WASHINGTON (Reuters) – The United States and its allies will raise election interference, arms agreements, Ukraine and other issues at security talks with Russia next week, White House spokeswoman Jen Psaki said on Wednesday.
U.S. delegations will raise concerns with Russia’s security actions in Europe during the talks next week, Psaki told reporters. U.S. officials are joining three sets of talks next week involving Russia as Washington tries to dissuade Moscow from invading Ukraine after massing tens of thousands of troops along its border. The first is on Monday in Geneva, with the U.S. represented by Deputy Secretary of State Wendy Sherman.
A NATO-Russia Council meeting will be held in Brussels on Jan. 12 and a third meeting will take place Jan. 13 in Vienna involving the Organization of Security and Co-operation in Europe, a group that includes the United States and Russia as members. In a related event, a NATO-Ukraine Council meeting will take place on Tuesday at NATO headquarters in Brussels.
Russian President Vladimir Putin has demanded legally binding guarantees that NATO will not be expanded further and that Ukraine will not join the transatlantic alliance.
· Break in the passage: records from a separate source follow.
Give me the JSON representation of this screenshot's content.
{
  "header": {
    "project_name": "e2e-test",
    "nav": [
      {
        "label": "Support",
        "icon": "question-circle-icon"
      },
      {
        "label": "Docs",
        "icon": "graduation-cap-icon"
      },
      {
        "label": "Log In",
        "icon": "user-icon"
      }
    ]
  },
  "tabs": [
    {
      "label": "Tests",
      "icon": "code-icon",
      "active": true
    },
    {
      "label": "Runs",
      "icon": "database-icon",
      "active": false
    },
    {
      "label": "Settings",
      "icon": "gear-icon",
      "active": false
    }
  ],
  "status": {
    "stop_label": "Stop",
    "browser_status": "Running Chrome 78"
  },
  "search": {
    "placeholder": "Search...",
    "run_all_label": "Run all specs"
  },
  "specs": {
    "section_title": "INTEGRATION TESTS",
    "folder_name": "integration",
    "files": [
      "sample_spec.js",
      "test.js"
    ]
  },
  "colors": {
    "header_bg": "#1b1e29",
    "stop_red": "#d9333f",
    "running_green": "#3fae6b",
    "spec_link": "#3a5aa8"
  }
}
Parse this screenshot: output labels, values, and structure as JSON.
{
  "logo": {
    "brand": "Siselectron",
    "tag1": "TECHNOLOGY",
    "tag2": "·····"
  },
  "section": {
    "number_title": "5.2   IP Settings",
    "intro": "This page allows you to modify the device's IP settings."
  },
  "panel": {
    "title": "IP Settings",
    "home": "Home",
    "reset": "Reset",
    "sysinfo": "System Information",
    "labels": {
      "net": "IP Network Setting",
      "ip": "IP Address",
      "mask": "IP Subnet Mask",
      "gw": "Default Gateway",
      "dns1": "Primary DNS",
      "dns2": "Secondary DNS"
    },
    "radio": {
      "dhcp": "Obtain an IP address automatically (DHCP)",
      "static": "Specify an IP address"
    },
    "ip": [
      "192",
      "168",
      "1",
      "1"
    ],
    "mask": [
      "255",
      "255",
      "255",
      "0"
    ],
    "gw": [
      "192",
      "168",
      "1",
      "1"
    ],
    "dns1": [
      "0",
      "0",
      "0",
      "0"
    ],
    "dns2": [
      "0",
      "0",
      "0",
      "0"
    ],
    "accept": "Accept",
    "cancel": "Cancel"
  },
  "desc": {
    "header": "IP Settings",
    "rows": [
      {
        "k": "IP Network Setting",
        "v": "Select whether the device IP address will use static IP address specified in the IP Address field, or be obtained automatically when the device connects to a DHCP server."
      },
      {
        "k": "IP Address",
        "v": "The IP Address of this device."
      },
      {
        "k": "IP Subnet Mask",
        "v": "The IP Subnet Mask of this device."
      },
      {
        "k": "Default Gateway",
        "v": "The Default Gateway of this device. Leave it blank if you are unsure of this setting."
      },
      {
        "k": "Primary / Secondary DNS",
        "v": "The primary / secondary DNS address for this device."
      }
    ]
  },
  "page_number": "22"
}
Psaki said the United States in the talks would raise a host of concerns about Russian behaviour, such as the seizure of Crimea in 2014, the incursion into Georgia, attempted poisoning of opposition figures, and violation of accords such as the Intermediate-Range Nuclear Forces Treaty.
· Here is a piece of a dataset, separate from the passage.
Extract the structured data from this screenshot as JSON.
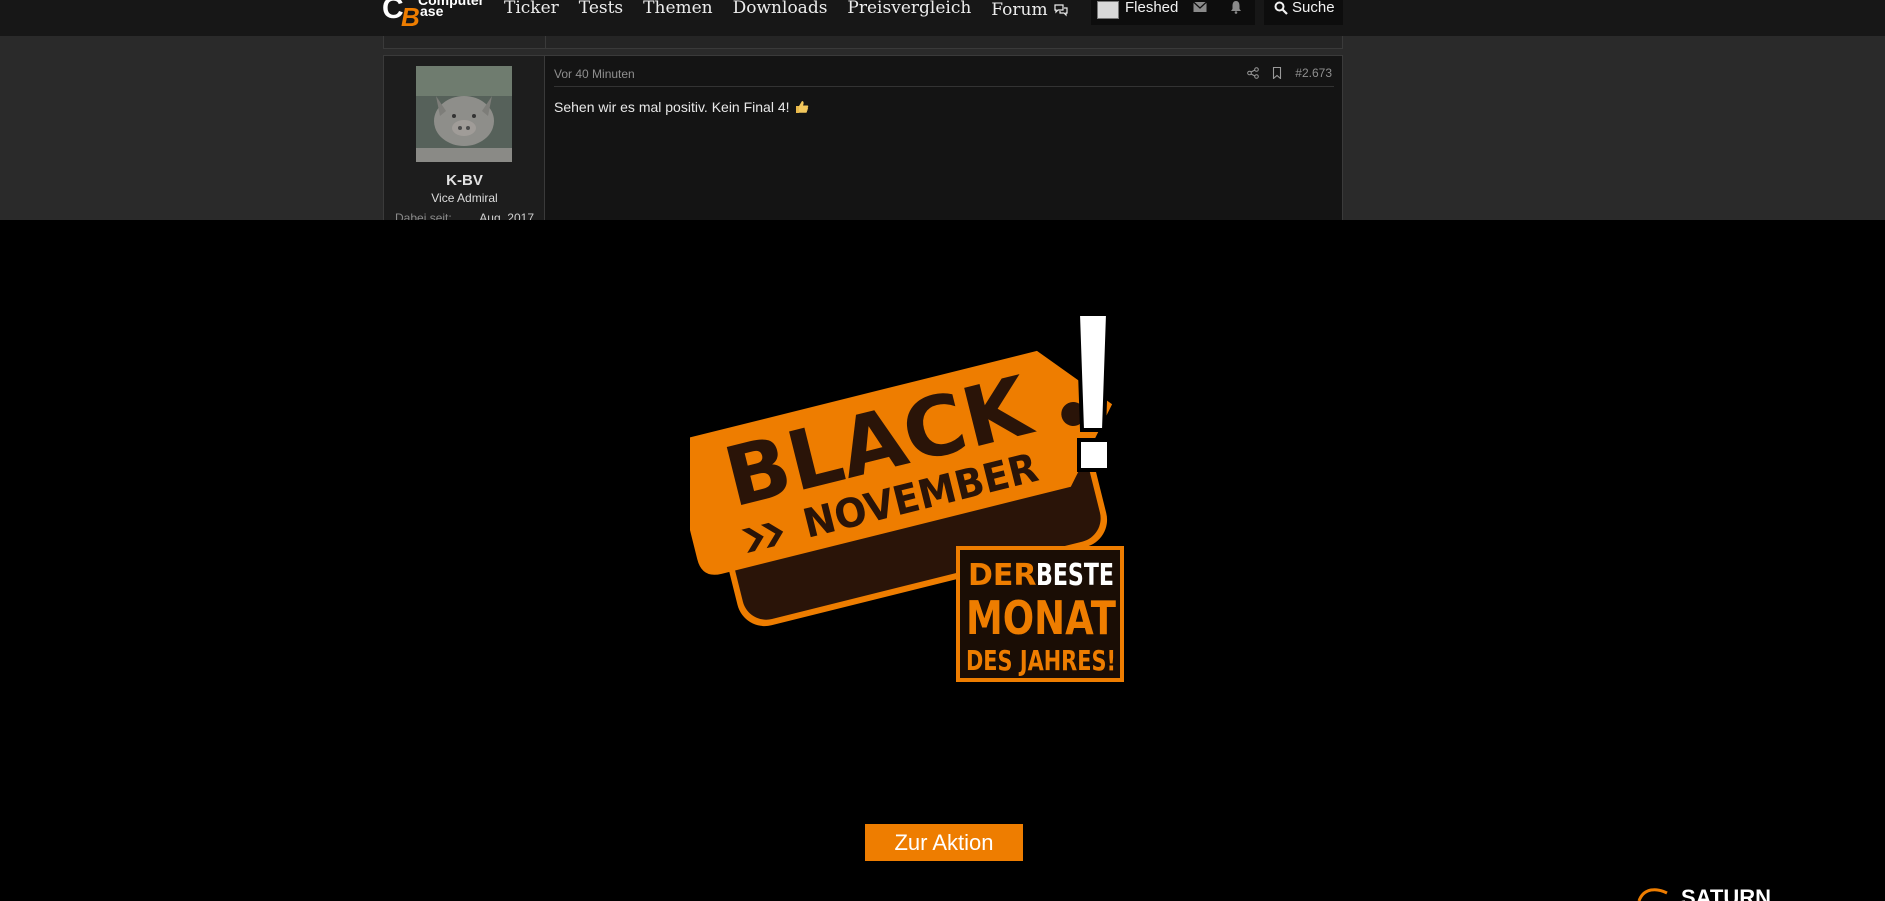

“Let’s be clear, over the past two decades it is Russia that has invaded two neighbouring countries, interfered in many other elections, used chemical weapons to attempt assassinations on foreign soil, and violated international arms control agreements,” Psaki said. “We and our allies will be raising those issues, and other issues with Russia in the days and weeks ahead, and certainly as a part of these talks,” she said.
President Joe Biden told Ukraine President Volodymyr Zelenskiy on Sunday that the United State and its allies will respond decisively with economic sanctions and other steps if Russia were to invade Ukraine. He also promised that the United States and its allies and partners would do “nothing about you without you.”
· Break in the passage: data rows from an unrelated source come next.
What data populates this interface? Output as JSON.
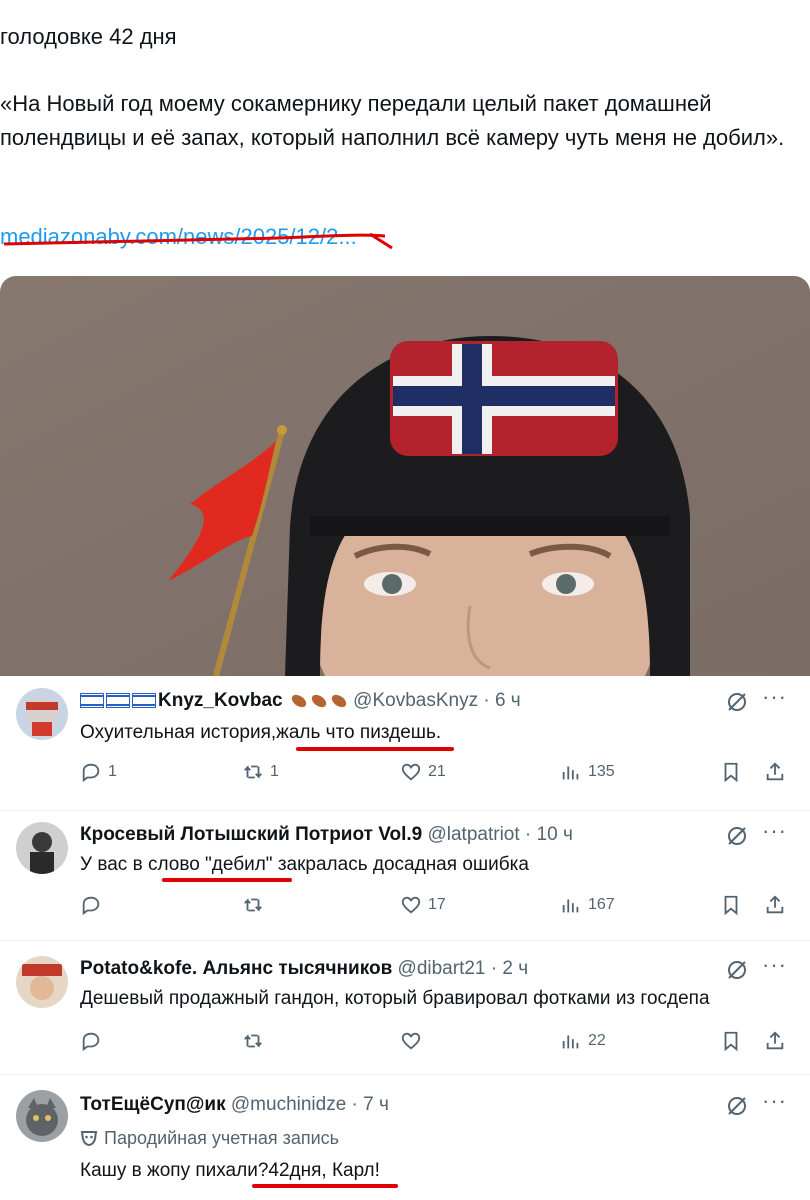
{
  "tweet": {
    "line1": "голодовке 42 дня",
    "quote": "«На Новый год моему сокамернику передали целый пакет домашней полендвицы и её запах, который наполнил всё камеру чуть меня не добил».",
    "link": "mediazonaby.com/news/2025/12/2..."
  },
  "replies": [
    {
      "name": "Knyz_Kovbac",
      "handle": "@KovbasKnyz · 6 ч",
      "text": "Охуительная история,жаль что пиздешь.",
      "stats": {
        "reply": "1",
        "retweet": "1",
        "like": "21",
        "views": "135"
      }
    },
    {
      "name": "Кросевый Лотышский Потриот Vol.9",
      "handle": "@latpatriot · 10 ч",
      "text": "У вас в слово \"дебил\" закралась досадная ошибка",
      "stats": {
        "reply": "",
        "retweet": "",
        "like": "17",
        "views": "167"
      }
    },
    {
      "name": "Potato&kofe. Альянс тысячников",
      "handle": "@dibart21 · 2 ч",
      "text": "Дешевый продажный гандон, который бравировал фотками из госдепа",
      "stats": {
        "reply": "",
        "retweet": "",
        "like": "",
        "views": "22"
      }
    },
    {
      "name": "ТотЕщёСуп@ик",
      "handle": "@muchinidze · 7 ч",
      "parody": "Пародийная учетная запись",
      "text": "Кашу в жопу пихали?42дня, Карл!"
    }
  ],
  "more_label": "···",
  "colors": {
    "accent": "#1d9bf0",
    "muted": "#536471",
    "underline": "#e00000"
  }
}
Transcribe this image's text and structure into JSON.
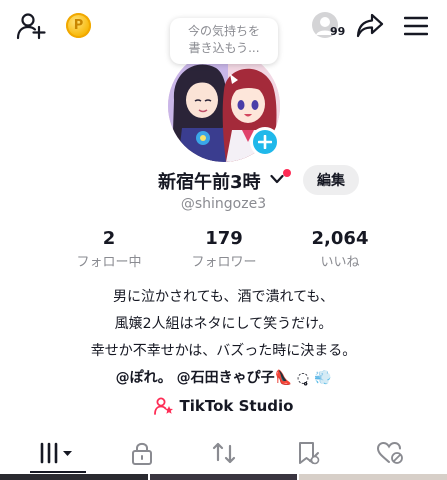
{
  "topbar": {
    "add_user_icon": "person-plus-icon",
    "coin_icon": "coin-icon",
    "coin_symbol": "P",
    "visitors_count": "99",
    "share_icon": "share-arrow-icon",
    "menu_icon": "hamburger-menu-icon"
  },
  "status_bubble": {
    "line1": "今の気持ちを",
    "line2": "書き込もう..."
  },
  "profile": {
    "display_name": "新宿午前3時",
    "handle": "@shingoze3",
    "edit_label": "編集"
  },
  "stats": [
    {
      "value": "2",
      "label": "フォロー中"
    },
    {
      "value": "179",
      "label": "フォロワー"
    },
    {
      "value": "2,064",
      "label": "いいね"
    }
  ],
  "bio": {
    "line1": "男に泣かされても、酒で潰れても、",
    "line2": "風嬢2人組はネタにして笑うだけ。",
    "line3": "幸せか不幸せかは、バズった時に決まる。",
    "line4": "@ぽれ。 @石田きゃぴ子👠 ◌̥̥̥ 💨"
  },
  "studio": {
    "label": "TikTok Studio"
  },
  "tabs": [
    {
      "name": "videos",
      "icon": "grid-bars-icon"
    },
    {
      "name": "private",
      "icon": "lock-icon"
    },
    {
      "name": "reposts",
      "icon": "repost-icon"
    },
    {
      "name": "saved",
      "icon": "bookmark-icon"
    },
    {
      "name": "liked",
      "icon": "heart-icon"
    }
  ],
  "colors": {
    "accent_red": "#fe2c55",
    "badge_blue": "#20b8ea",
    "muted_text": "#8a8b91"
  }
}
Psaki said Biden has made clear that progress is possible on some issues between Russia and the West, but that some of Putin’s demands are not viable.
“We’re not responding to them point by point, and I don’t expect we will in these negotiations because in our experience you don’t make actual progress by negotiating in public, and also because many of the proposals don’t merit such a response,” she said.